Both projects trained models using a University of Southern California (USC) data set of approximately 12 hours of dialogue read by actors and actresses. The data set of 10,000 sentences was then annotated to reflect emotion.

“Multimodal and Multi-view Models for Emotion Recognition” detects what Amazon Alexa senior applied science manager Chao Wang calls the big six: anger, disgust, fear, happiness, sadness, and surprise.

“Emotion can be described directly by numerical values along three dimensions: valence, which is talking about the positivity [or negativity] of the emotion, activation, which is the energy of the emotion, and then the dominance, which is the controlling impact of the emotion,” Wang said.

Above: A graph of how valence, dominance, and activation combine to predict human emotion

The work’s multimodal approach analyzes both acoustic and lexical signals from audio to detect emotions. Acoustic looks at sonic and voice properties of speech and lexical looks at the word sequence, explained Amazon Alexa senior applied scientist Viktor Rozgic.

“The acoustic features are describing more or less the style [of] how you said something, and the lexical features are describing the content. As seen in the examples, they are both important for emotional connection. So after the features are extracted, they are fed into a model — in our case, this will be different neural network architectures, and then we finally make a prediction, in this case anger, sadness, and a neutral emotional state,” he said.

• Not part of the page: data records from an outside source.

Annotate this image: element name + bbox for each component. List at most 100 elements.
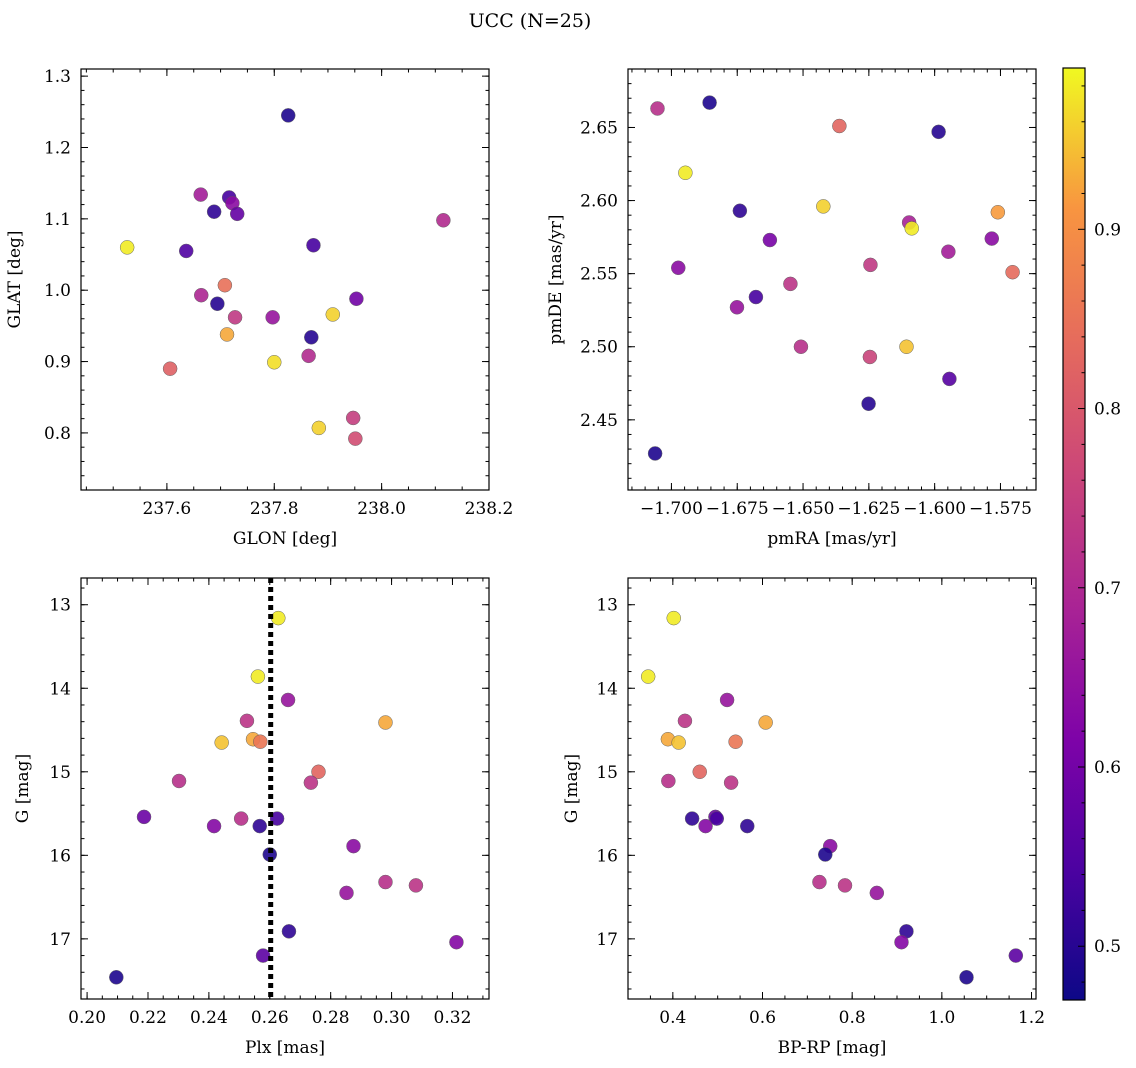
data-point — [640, 669, 656, 684]
data-point — [732, 203, 748, 219]
data-point — [678, 165, 693, 181]
x-tick-label: −1.675 — [706, 499, 769, 519]
data-point — [941, 244, 956, 259]
x-tick-label: 0.28 — [312, 1008, 350, 1028]
data-point — [832, 118, 847, 134]
data-point — [899, 339, 914, 354]
data-point — [119, 240, 135, 255]
panel-plx-g: 0.20 0.22 0.24 0.26 0.28 0.30 0.32 13 14 15 16 17 Pl… — [13, 577, 490, 1058]
data-point — [214, 735, 229, 750]
data-point — [267, 355, 282, 370]
data-point — [109, 970, 124, 985]
data-point — [255, 948, 271, 963]
data-point — [959, 970, 974, 985]
data-point — [206, 818, 222, 834]
data-point — [894, 934, 909, 950]
data-point — [280, 692, 296, 708]
y-tick-label: 2.55 — [580, 265, 618, 285]
data-point — [436, 213, 451, 228]
x-tick-label: 1.0 — [928, 1008, 955, 1028]
colorbar-tick-label: 0.9 — [1094, 220, 1121, 240]
data-point — [271, 610, 286, 626]
data-point — [378, 874, 393, 890]
x-tick-label: 1.2 — [1018, 1008, 1045, 1028]
data-point — [162, 361, 178, 376]
x-tick-label: 0.30 — [373, 1008, 411, 1028]
colorbar-gradient — [1062, 67, 1086, 1001]
data-point — [210, 296, 225, 312]
data-point — [647, 446, 663, 461]
y-tick-label: 1.1 — [44, 210, 71, 230]
data-point — [702, 95, 717, 110]
panel-bprp-g: 0.4 0.6 0.8 1.0 1.2 13 14 15 16 17 BP-RP [mag] G [m… — [562, 577, 1045, 1058]
x-tick-label: 0.24 — [190, 1008, 228, 1028]
data-point — [304, 330, 319, 345]
data-point — [171, 773, 187, 789]
data-point — [837, 878, 853, 893]
y-axis-label: GLAT [deg] — [5, 230, 25, 328]
y-axis-label: G [mag] — [562, 754, 582, 823]
x-tick-label: 0.20 — [68, 1008, 106, 1028]
x-tick-label: −1.700 — [640, 499, 703, 519]
x-axis-label: pmRA [mas/yr] — [767, 529, 896, 549]
data-point — [250, 669, 266, 684]
colorbar-tick-label: 0.5 — [1094, 937, 1121, 957]
y-tick-label: 2.60 — [580, 192, 618, 212]
data-point — [650, 101, 665, 116]
colorbar-tick-label: 0.8 — [1094, 400, 1121, 420]
panel-glon-glat: 237.6 237.8 238.0 238.2 0.8 0.9 1.0 1.1 1.2 1.3 GL… — [5, 67, 513, 549]
y-tick-label: 1.3 — [44, 67, 71, 87]
plot-frame — [627, 577, 1037, 1000]
data-point — [193, 187, 208, 202]
y-tick-label: 2.50 — [580, 338, 618, 358]
y-tick-label: 17 — [49, 930, 71, 950]
data-point — [306, 237, 321, 253]
data-point — [178, 243, 194, 259]
plot-frame — [80, 68, 490, 491]
data-point — [233, 811, 249, 826]
data-point — [252, 818, 267, 834]
y-axis-label: G [mag] — [13, 754, 33, 823]
colorbar: 0.5 0.6 0.7 0.8 0.9 — [1062, 67, 1121, 1001]
y-tick-label: 2.45 — [580, 411, 618, 431]
x-axis-label: GLON [deg] — [233, 529, 337, 549]
data-point — [281, 924, 297, 939]
y-tick-label: 0.9 — [44, 353, 71, 373]
data-point — [449, 934, 464, 950]
data-point — [762, 232, 778, 248]
data-point — [301, 348, 316, 364]
data-point — [990, 205, 1006, 220]
data-point — [269, 811, 285, 826]
data-point — [408, 878, 424, 893]
data-point — [378, 715, 393, 730]
data-point — [671, 260, 686, 276]
data-point — [239, 713, 255, 729]
data-point — [758, 715, 773, 730]
y-tick-label: 16 — [49, 846, 71, 866]
x-tick-label: 238.2 — [465, 499, 514, 519]
data-point — [206, 204, 222, 219]
data-point — [816, 199, 831, 214]
data-point — [692, 764, 707, 780]
y-axis-label: pmDE [mas/yr] — [546, 214, 566, 344]
data-point — [861, 396, 876, 412]
data-point — [783, 276, 798, 292]
y-tick-label: 15 — [49, 763, 71, 783]
x-tick-label: −1.625 — [837, 499, 900, 519]
data-point — [339, 885, 354, 901]
data-point — [862, 349, 878, 365]
x-tick-label: 0.32 — [434, 1008, 472, 1028]
data-point — [677, 713, 693, 729]
data-point — [253, 734, 268, 749]
data-point — [219, 327, 235, 342]
data-point — [1008, 948, 1024, 963]
panel-pmra-pmde: −1.700 −1.675 −1.650 −1.625 −1.600 −1.575 2.45… — [546, 68, 1037, 549]
data-point — [303, 775, 319, 790]
data-point — [719, 692, 735, 708]
data-point — [728, 734, 743, 749]
data-point — [666, 610, 681, 626]
data-point — [280, 108, 296, 123]
y-tick-label: 13 — [49, 596, 71, 616]
x-axis-label: BP-RP [mag] — [778, 1038, 887, 1058]
data-point — [904, 221, 920, 236]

“Multimodal and Multi-view Models for Emotion Recognition” was accepted for publication by the 2019 Association for Computational Linguistics (ACL).

Above: Model performance metrics for “Multimodal and Multi-view Models for Emotion Recognition”

The other paper Amazon recently shared — “Improving Emotion Classification through Variational Inference of Latent Variables” — explains an approach to achieving slight improvements in valence to predict emotion.

To extract emotion from audio recordings, human interaction in voice recordings are mapped to a sequence of spectral vectors, fed to a recurrent neural network, and then used as a classifier to predict anger, happiness, sadness, and neutral states.

“We’re feeding the acoustic features to the encoder, and the encoder is transforming these features to a lower dimensional representation from which [the] decoder reconstructs the original audio features and also predicts the emotional state,” Rozgic said. “In this case, it’s valence with three levels: negative, neutral, and positive, and the role of adversarial learning is to regularize the learning process in a specific way and make the representation we learn better.”

“Improving Emotion Classification through Variational Inference of Latent Variables” was presented this spring at the 2019 International Conference on Acoustics, Speech, and Signal Processing.

Research by Rozgic, Prasad, and others published by the 2012 International Speech Communication Association conference Interspeech also relies on acoustic  and lexical features.

The evolution of emotion and machine intelligence

In addition to offering details about Amazon’s emotion detection ambitions, a session at re:Mars explored the history of emotion recognition and emotion representation theory, what Wang called the foundation for emotion recognition research led by schools like USC’s Signal Analysis and Interpretation Lab and MIT’s Media Lab. Advances in machine learning, signal processing, and classifiers like support vector machines have also moved the work forward.

Applications of the tech range from gauging reaction to video game design, marketing material like commercials, power car safety systems looking for road rage or fatigue, or even to help students using computer-aided learning, Wang said. The tech can also be used to help people better understand others’ emotions, like a project reportedly being developed by Amazon.

Though advances have been made, Wang said emotion detection is a work in progress.

“There’s a lot of ambiguity in this space — the data and the interpretation — and this makes machine learning algorithms that achieve high accuracy really challenging,” Wang said.